Nem por um momento preocupou-se, nem mesmo jamais soube, que eram exatamente 14h02 quando seu celular fez ecoar na sala já vazia – exceto por ela e pelo homem em rompantes de fúria narcisista – a música da Marina que ela havia escolhido na ausência de alguma da Ângela Ro-Ro.

Antes que pudesse tentar pela terceira vez acertar o botão de desligar, Josué já estava sobre ela, pairando acima das fileiras como uma aparição: um contorno escuro contra as luzes fugidias. Ele apertou o gatilho sem por um segundo alterar o tom de seu discurso inflamado, ainda que tenha se impressionado com a quantidade de balas que perfurou o corpo da garota e com o sangue que ela passou a verter em um misto de tosse, soluços e gorgulhos. Desfalecendo, Stephanie acertou o botão de receber, e pateticamente colocou o fone junto ao ouvido antes de seu último suspiro, quando sua cabeça, pendendo, desligou pela última vez o aparelho.

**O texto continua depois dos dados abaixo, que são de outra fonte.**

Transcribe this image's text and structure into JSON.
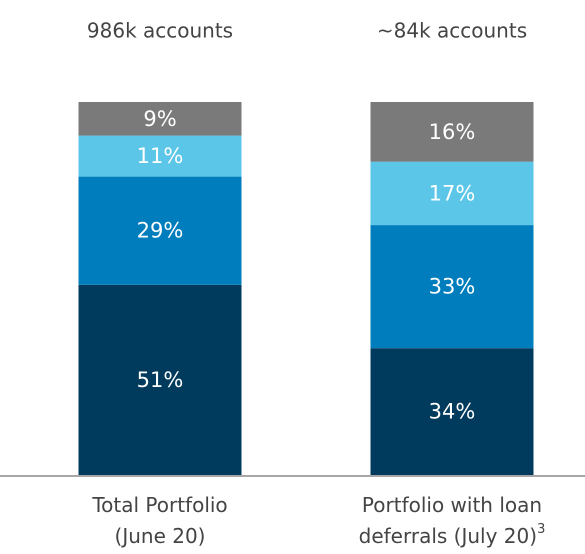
{
  "chart_data": {
    "type": "stacked_bar",
    "annotations": [
      "986k accounts",
      "~84k accounts"
    ],
    "categories": [
      [
        "Total Portfolio",
        "(June 20)"
      ],
      [
        "Portfolio with loan",
        "deferrals (July 20)"
      ]
    ],
    "category_notes": [
      null,
      "3"
    ],
    "ylim": [
      0,
      100
    ],
    "series": [
      {
        "color": "#003a5d",
        "values": [
          51,
          34
        ],
        "value_labels": [
          "51%",
          "34%"
        ]
      },
      {
        "color": "#007dbd",
        "values": [
          29,
          33
        ],
        "value_labels": [
          "29%",
          "33%"
        ]
      },
      {
        "color": "#5bc6e8",
        "values": [
          11,
          17
        ],
        "value_labels": [
          "11%",
          "17%"
        ]
      },
      {
        "color": "#7a7a7a",
        "values": [
          9,
          16
        ],
        "value_labels": [
          "9%",
          "16%"
        ]
      }
    ]
  }
}
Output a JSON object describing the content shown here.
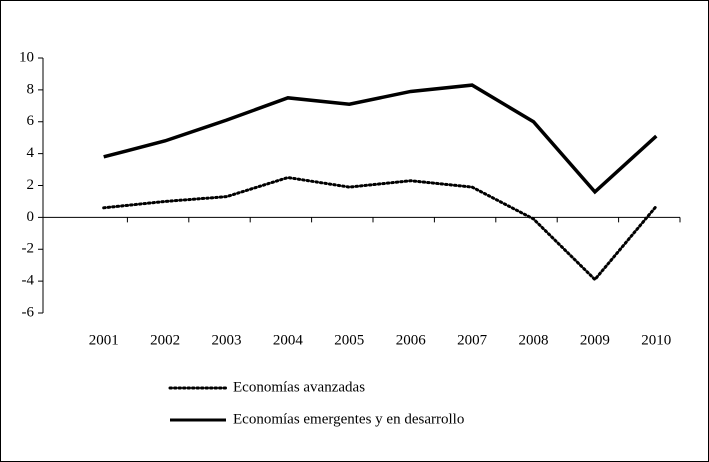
{
  "chart_data": {
    "type": "line",
    "categories": [
      "2001",
      "2002",
      "2003",
      "2004",
      "2005",
      "2006",
      "2007",
      "2008",
      "2009",
      "2010"
    ],
    "series": [
      {
        "name": "Economías avanzadas",
        "color": "#000000",
        "dash": "dotted",
        "values": [
          0.6,
          1.0,
          1.3,
          2.5,
          1.9,
          2.3,
          1.9,
          -0.1,
          -3.9,
          0.7
        ]
      },
      {
        "name": "Economías emergentes y en desarrollo",
        "color": "#000000",
        "dash": "solid",
        "values": [
          3.8,
          4.8,
          6.1,
          7.5,
          7.1,
          7.9,
          8.3,
          6.0,
          1.6,
          5.1
        ]
      }
    ],
    "ylim": [
      -6,
      10
    ],
    "yticks": [
      -6,
      -4,
      -2,
      0,
      2,
      4,
      6,
      8,
      10
    ],
    "grid": false
  }
}
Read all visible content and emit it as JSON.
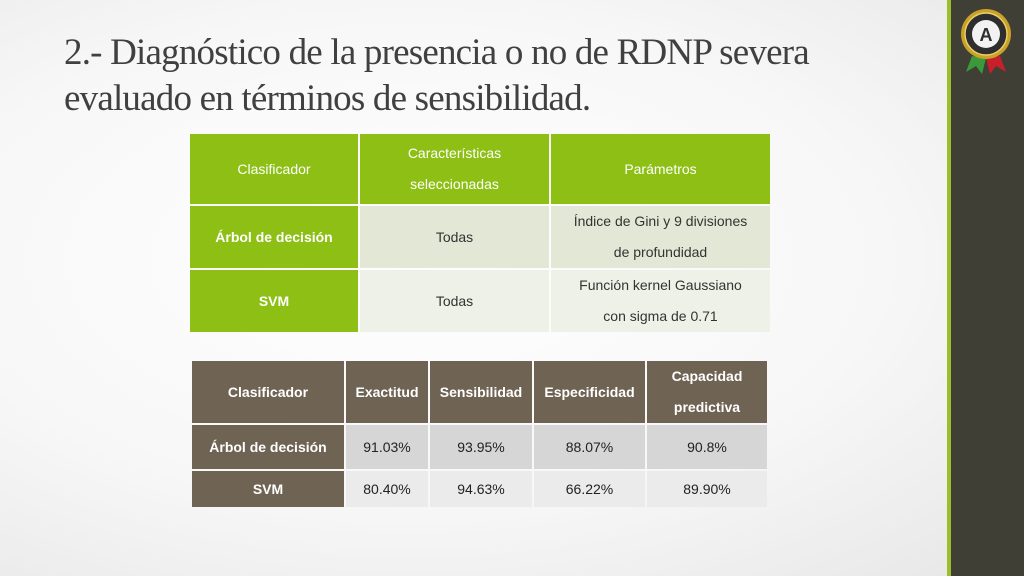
{
  "title": {
    "line1": "2.-  Diagnóstico de la presencia o no de RDNP severa",
    "line2": "evaluado en términos de sensibilidad."
  },
  "logo": {
    "icon": "espe-seal-logo",
    "letter": "A"
  },
  "colors": {
    "accent_green": "#8dbf14",
    "header_brown": "#6f6353",
    "sidebar": "#3f3f35"
  },
  "params_table": {
    "headers": [
      "Clasificador",
      [
        "Características",
        "seleccionadas"
      ],
      "Parámetros"
    ],
    "rows": [
      {
        "classifier": "Árbol de decisión",
        "features": "Todas",
        "params": [
          "Índice de Gini y 9 divisiones",
          "de profundidad"
        ]
      },
      {
        "classifier": "SVM",
        "features": "Todas",
        "params": [
          "Función kernel Gaussiano",
          "con sigma de 0.71"
        ]
      }
    ]
  },
  "results_table": {
    "headers": [
      "Clasificador",
      "Exactitud",
      "Sensibilidad",
      "Especificidad",
      [
        "Capacidad",
        "predictiva"
      ]
    ],
    "rows": [
      {
        "classifier": "Árbol de decisión",
        "accuracy": "91.03%",
        "sensitivity": "93.95%",
        "specificity": "88.07%",
        "predictive": "90.8%"
      },
      {
        "classifier": "SVM",
        "accuracy": "80.40%",
        "sensitivity": "94.63%",
        "specificity": "66.22%",
        "predictive": "89.90%"
      }
    ]
  }
}
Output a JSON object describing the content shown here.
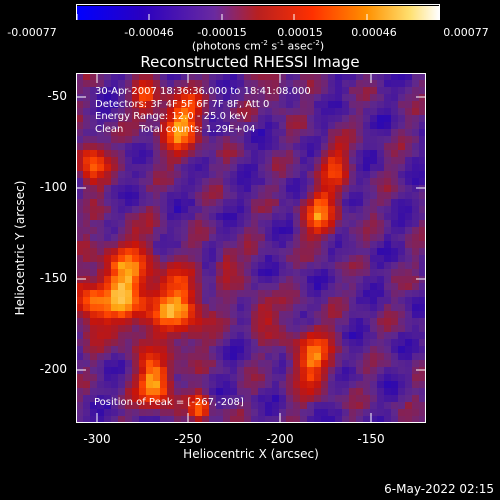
{
  "colorbar": {
    "tick_labels": [
      "-0.00077",
      "-0.00046",
      "-0.00015",
      "0.00015",
      "0.00046",
      "0.00077"
    ],
    "units_prefix": "(photons cm",
    "units_sup1": "-2",
    "units_mid1": " s",
    "units_sup2": "-1",
    "units_mid2": " asec",
    "units_sup3": "-2",
    "units_suffix": ")"
  },
  "title": "Reconstructed RHESSI Image",
  "info": {
    "line1": "30-Apr-2007 18:36:36.000 to 18:41:08.000",
    "line2": "Detectors: 3F 4F 5F 6F 7F 8F, Att 0",
    "line3": "Energy Range: 12.0 - 25.0 keV",
    "line4": "Clean     Total counts: 1.29E+04"
  },
  "peak_text": "Position of Peak = [-267,-208]",
  "x_axis": {
    "label": "Heliocentric X (arcsec)",
    "ticks": [
      "-300",
      "-250",
      "-200",
      "-150"
    ],
    "range": [
      -311,
      -120
    ]
  },
  "y_axis": {
    "label": "Heliocentric Y (arcsec)",
    "ticks": [
      "-50",
      "-100",
      "-150",
      "-200"
    ],
    "range": [
      -228,
      -36
    ]
  },
  "peak": {
    "x": -267,
    "y": -208
  },
  "date_stamp": "6-May-2022 02:15",
  "colors": {
    "background": "#000000",
    "colormap": [
      "#0000ff",
      "#2a00c0",
      "#5a2a9c",
      "#b02a2a",
      "#ff3000",
      "#ff8c00",
      "#ffe070",
      "#ffffff"
    ]
  }
}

Às 14h03 um segurança invadiu o recinto e rendeu Josué com dois tiros certeiros em um braço e uma perna. Apesar da truculência dos oficiais que o conduziram até umas das muitas viaturas que aguardavam à porta do shopping, ao ver todas as câmeras e microfones que apontavam para seu rosto, Josué da Silva Ferreira não pôde conter um sorriso.



X

Apesar da passagem comprada, Ranael “Lagostim” dos Santos perdeu o ônibus das duas e três para Goiânia.

Denunciado anonimamente por contrabando e tráfico de armas depois de uma transação realizada na Boca do Lixo naquela manhã, e em fuga desde então (não tinha andando cem metros quando os primeiros policiais tocaiados vieram em sua direção), Lagostim poderia ter matado Dirty Harry com as próprias mãos pelo simples fato dele ser, provavelmente, o único delegado de São Paulo que não usa telefone celular.

Escapando a princípio por pura sorte, entrando e saindo de prédios de onde ia roubando as peças de roupa com que reaparecia, chegou até a rodoviária do Tietê e comprou duas passagens para destinos distintos – Goiânia, onde moravam parentes, e Montevidéo, que sempre quis conhecer. Embarcaria no que parecesse mais seguro.

Não contava, entretanto, com a percepção repentina de que não poderia partir sem esclarecer as coisas com o delegado Menezes, a quem começara manipulando há quase dois anos visando tão-somente as vantagens de ter costas quentes na polícia, mas com quem acabou se envolvendo mais do que pretendia, como descobriu naquele momento.

Olhou para o relógio, eram 13h53, não teria tempo para mais nada... a não ser para comprar folha e envelope, rascunhar o endereço de Goiânia (tinha-se decidido, então) e colocá-lo no correio. Não confiaria em telefones tão cedo.

Tudo teria dado certo se o inusitado de suas roupas, de tamanhos incongruentes, e sua afobação não tivessem chamado a atenção do cabo Jefferson, da Polícia Militar, que fazia a ronda na estação. Detido, não convenceu ao explicar a razão pela qual teria dois mil reais de um suposto primo no bolso traseiro, embrulhados ainda na documentação demissional do assistente administrativo que, naquele exato instante, cometia seu primeiro homicídio.

Preso na Zona Norte, pouco adiantou a Lagostim mencionar o nome de um delegado do Jaguaré. Tentou ligar para a delegacia, mas lembrou-se de que Menezes estaria naquele momento esperando por ele na saída da estação de trem.

Só lhe restou respirar fundo antes de apanhar como nunca na vida.

Cabo Jefferson, contudo, ficou curioso quanto ao tal delegado e guardou o telefone em seu bolso, prometendo a si mesmo ligar assim que tivesse tempo.



XI

Segunda-feira, quatorze horas e três minutos.

Ao invés de ter desembarcado na estação Villa-Lobos/Jaguaré às treze e cinqüenta e três como sempre, já estou aqui há quase quarenta minutos – até mesmo almocei. Ainda assim, por descuido, tive o dom de bater o cartão com um atraso de três minutos.

Deve haver algo mais no mundo acontecendo além disso.